Tall Clubs The social organization Tall Clubs International has a requirement that women must be at least 70 in. tall. Assume that women have normally distributed heights with a mean of 63.7 in. and a standard deviation of 2.9 in. (based on Data Set 1 “Body Data” in Appendix B).

a. Find the percentage of women who satisfy the height requirement.

b. If the height requirement is to be changed so that the tallest 2.5% of women are eligible, what is the new height requirement?

The height of women is normally distributed with mean 63.7 in. and standard deviation is 2.9 in.

The height requirement is at least 70 in.

Let X be the random variable for heights of women.

\(X \sim N\left( {\mu = 63.7,{\sigma ^2} = {{2.9}^2}} \right)\)

a.

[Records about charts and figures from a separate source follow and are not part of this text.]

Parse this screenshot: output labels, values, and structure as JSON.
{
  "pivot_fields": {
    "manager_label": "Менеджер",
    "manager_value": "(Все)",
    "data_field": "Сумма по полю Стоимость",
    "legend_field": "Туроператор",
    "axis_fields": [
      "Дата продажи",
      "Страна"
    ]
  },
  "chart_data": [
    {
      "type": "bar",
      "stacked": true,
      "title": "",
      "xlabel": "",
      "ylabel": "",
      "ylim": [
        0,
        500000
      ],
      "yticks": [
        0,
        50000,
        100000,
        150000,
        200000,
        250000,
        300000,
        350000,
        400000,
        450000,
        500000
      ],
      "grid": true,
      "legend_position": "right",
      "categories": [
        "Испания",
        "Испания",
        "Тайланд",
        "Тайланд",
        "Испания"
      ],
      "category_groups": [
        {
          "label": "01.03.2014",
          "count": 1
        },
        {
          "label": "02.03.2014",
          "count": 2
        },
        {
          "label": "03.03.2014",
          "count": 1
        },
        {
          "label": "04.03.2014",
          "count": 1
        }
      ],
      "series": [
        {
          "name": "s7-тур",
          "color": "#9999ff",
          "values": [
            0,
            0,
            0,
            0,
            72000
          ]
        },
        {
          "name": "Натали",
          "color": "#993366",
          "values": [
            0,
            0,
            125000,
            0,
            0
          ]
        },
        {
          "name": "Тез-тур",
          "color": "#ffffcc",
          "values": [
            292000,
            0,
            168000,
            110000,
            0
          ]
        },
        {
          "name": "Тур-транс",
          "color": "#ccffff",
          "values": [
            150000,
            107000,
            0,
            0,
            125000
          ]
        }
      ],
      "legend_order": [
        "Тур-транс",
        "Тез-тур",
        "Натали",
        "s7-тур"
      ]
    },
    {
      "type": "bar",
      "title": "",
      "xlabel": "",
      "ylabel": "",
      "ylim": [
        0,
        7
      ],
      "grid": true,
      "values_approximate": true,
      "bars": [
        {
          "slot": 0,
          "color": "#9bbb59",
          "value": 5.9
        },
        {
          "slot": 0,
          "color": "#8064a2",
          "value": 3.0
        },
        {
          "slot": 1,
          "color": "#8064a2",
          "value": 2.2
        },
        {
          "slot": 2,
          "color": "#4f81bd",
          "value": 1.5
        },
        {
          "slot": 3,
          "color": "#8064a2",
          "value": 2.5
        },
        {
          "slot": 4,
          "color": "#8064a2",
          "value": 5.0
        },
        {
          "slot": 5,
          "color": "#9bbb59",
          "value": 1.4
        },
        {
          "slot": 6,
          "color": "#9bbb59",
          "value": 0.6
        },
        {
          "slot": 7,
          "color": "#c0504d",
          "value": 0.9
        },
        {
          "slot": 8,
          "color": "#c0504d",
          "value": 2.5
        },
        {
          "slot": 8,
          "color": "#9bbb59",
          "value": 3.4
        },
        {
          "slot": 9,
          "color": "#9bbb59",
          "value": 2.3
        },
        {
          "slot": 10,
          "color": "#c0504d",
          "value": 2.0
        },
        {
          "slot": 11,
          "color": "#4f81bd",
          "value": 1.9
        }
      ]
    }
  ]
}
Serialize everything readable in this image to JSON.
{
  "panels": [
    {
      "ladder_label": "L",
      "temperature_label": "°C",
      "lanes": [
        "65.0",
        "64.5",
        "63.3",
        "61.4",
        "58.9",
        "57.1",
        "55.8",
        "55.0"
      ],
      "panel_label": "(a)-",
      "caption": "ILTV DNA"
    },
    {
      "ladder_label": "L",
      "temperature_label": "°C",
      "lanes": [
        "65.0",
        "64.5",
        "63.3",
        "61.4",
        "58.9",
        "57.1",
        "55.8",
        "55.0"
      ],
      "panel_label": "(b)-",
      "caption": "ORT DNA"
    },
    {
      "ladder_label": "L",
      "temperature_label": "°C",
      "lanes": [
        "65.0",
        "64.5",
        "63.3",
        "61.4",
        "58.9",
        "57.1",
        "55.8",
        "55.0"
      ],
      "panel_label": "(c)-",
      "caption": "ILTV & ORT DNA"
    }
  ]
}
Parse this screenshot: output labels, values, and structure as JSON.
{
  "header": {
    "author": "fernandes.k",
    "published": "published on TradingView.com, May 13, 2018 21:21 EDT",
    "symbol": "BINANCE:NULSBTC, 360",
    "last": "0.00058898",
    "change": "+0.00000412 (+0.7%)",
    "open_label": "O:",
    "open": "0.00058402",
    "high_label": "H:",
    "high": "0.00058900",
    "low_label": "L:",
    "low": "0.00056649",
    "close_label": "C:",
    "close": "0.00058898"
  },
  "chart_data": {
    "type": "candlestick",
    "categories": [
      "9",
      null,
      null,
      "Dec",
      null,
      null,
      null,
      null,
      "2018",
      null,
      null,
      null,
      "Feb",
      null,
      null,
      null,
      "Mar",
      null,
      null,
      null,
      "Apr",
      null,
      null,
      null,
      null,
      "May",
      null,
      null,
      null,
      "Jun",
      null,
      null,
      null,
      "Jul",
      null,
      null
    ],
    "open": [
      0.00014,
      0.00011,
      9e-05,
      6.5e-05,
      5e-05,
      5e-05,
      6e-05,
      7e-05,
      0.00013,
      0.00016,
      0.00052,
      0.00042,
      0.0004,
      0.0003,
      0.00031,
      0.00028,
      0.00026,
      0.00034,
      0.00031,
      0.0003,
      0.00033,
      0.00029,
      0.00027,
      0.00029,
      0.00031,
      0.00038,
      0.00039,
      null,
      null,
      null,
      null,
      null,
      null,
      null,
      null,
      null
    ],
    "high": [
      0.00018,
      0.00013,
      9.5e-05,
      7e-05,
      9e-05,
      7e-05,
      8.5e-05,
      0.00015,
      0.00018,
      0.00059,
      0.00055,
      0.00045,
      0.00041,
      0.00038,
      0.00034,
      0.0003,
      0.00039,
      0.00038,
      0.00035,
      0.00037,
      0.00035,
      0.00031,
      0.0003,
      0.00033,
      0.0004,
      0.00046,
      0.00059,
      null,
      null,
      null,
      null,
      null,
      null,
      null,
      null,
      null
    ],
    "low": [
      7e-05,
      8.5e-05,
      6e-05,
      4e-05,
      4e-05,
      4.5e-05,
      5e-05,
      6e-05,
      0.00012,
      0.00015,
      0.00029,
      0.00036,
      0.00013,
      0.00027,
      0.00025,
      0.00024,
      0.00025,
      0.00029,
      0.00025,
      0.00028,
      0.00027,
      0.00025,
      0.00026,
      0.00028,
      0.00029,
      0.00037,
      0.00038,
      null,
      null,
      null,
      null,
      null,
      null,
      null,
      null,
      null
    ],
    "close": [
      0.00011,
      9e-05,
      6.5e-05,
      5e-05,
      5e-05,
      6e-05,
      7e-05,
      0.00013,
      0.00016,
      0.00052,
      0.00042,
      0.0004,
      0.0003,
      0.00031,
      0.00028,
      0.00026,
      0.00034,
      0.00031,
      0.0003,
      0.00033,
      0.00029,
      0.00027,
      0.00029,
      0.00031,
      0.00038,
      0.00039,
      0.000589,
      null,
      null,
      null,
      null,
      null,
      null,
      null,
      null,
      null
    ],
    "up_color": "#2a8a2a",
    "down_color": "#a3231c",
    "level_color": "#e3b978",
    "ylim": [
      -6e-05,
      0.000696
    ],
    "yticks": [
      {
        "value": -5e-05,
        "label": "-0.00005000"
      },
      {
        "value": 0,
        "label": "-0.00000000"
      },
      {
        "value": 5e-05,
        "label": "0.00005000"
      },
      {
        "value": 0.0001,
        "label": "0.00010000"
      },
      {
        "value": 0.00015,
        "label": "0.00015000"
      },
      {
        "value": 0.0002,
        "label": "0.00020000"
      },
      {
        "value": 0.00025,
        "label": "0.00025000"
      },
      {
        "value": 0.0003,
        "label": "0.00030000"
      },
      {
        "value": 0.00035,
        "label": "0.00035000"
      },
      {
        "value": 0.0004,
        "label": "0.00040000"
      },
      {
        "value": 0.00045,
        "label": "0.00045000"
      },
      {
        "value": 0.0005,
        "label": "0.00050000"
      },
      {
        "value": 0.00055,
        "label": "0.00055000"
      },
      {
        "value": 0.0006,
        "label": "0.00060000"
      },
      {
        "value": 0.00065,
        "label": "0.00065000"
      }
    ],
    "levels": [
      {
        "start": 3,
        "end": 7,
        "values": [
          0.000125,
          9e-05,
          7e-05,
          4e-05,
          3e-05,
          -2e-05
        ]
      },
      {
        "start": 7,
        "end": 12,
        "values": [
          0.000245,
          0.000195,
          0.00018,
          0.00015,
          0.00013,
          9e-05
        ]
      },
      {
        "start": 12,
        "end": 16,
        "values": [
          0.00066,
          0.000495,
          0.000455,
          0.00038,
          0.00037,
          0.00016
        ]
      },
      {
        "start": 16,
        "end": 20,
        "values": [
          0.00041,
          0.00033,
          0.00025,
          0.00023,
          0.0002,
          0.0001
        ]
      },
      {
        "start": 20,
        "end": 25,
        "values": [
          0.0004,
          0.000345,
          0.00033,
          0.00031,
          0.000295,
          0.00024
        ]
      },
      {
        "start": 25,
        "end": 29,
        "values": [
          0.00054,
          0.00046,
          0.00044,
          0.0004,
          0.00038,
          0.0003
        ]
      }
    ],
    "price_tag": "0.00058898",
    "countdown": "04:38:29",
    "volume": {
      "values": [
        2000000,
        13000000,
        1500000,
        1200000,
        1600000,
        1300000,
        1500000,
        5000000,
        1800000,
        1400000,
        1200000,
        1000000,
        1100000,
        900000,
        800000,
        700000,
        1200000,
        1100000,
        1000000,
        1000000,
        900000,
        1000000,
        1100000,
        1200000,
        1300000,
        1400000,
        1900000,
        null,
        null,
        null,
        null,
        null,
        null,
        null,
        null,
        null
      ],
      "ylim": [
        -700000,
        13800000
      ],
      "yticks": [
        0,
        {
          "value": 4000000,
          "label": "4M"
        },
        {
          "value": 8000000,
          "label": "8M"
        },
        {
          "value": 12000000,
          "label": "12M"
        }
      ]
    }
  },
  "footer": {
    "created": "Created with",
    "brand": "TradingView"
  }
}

The probability that the height of a randomly selected woman is at least 70 inches expressed as \(P\left( {X \ge 70} \right) = 1 - P\left( {X < 70} \right)\) .

The z-score corresponding to 70 is computed as,

\(\begin{array}{c}{\bf{z = }}\frac{{{\bf{x - \mu }}}}{{\bf{\sigma }}}\\ = \frac{{70 - 63.7}}{{2.9}}\\ = 2.17\end{array}\)

Refer to the standard normal table for the cumulative probability for the z-score 2.17.

The value corresponds to row 2.1 and column 0.07 represents\(P\left( {Z < 2.17} \right) = 0.9850\).

The probability that the height of women is at least 70 in.,

\(\begin{array}{c}P\left( {X \ge 70} \right) = 1 - 0.9850\\ = 0.015\end{array}\)

Now, the percentage of height of women is given by,

\(0.015 \times 100 = 1.50\% \)

Therefore, the percentage of women that meet the height requirement of least 70 inch is is 1.50%.

b.

Let x denote the minimum height of the tallest 2.5% women and z be the corresponding z-score.

Thus,

\(\begin{array}{c}P\left( {X > x} \right) = 0.025\\P\left( {Z > z} \right) = 0.025\\P\left( {Z < z} \right) = 1 - 0.025\\ = 0.975\end{array}\)

Refer to the standard normal table for the cumulative area of 0.975, which occurs corresponding to row 1.9 and column 0.06, which implies z-score is 1.96.

The required height of women is given by,

\[\begin{array}{c}x = \left( {1.96 \times 2.9} \right) + 63.7\\x = 69.4\end{array}\]

Therefore, the required height of women is 69.4 in.